During the same period, 5 to 10 virus samples are selected. The selection should represent different types of malicious code (viruses, worms, Trojans, spyware, keyloggers, etc.). The main requirements for sample selection is that they should not be packed and should be successfully detected in this form by all antivirus products to be tested. Information about the selected samples of malicious code to be used during testing is not provided to antivirus developers until after testing is completed.

Testing steps:

  1. The virus samples selected are packed using the packers selected. The result is X modifications of each virus, where X is the number of packers used in the test.
  2. Then, each copy is verified, i.e., checked to ensure that it correctly perform all of its functions after packing.
  3. The test per se is conducted, i.e., the latest versions of antivirus products with up-to-date databases are tested for detection of the packed viruses.

Steps 1 and 2 are performed during the week preceding testing, but, after the packer versions have been officially selected. If a virus fails to perform its functions after being compressed with a packer, this virus modification is excluded from testing.

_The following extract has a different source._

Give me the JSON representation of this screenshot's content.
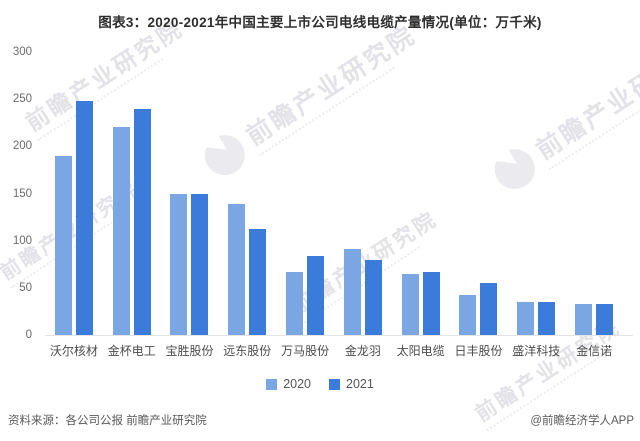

As stated above, testing is conducted on the latest versions of antivirus software with the latest updates installed.

The frequency of testing is determined by the Anti-Malware.ru project team depending on the appearance of new packer versions, changes in the popularity of individual packers and analysis of data provided by different vendors. Testing is conducted at least four times a year.

Packers detected by all antivirus products tested are not included in the subsequent round of analysis, unless their versions (algorithms, methods used, etc.) change.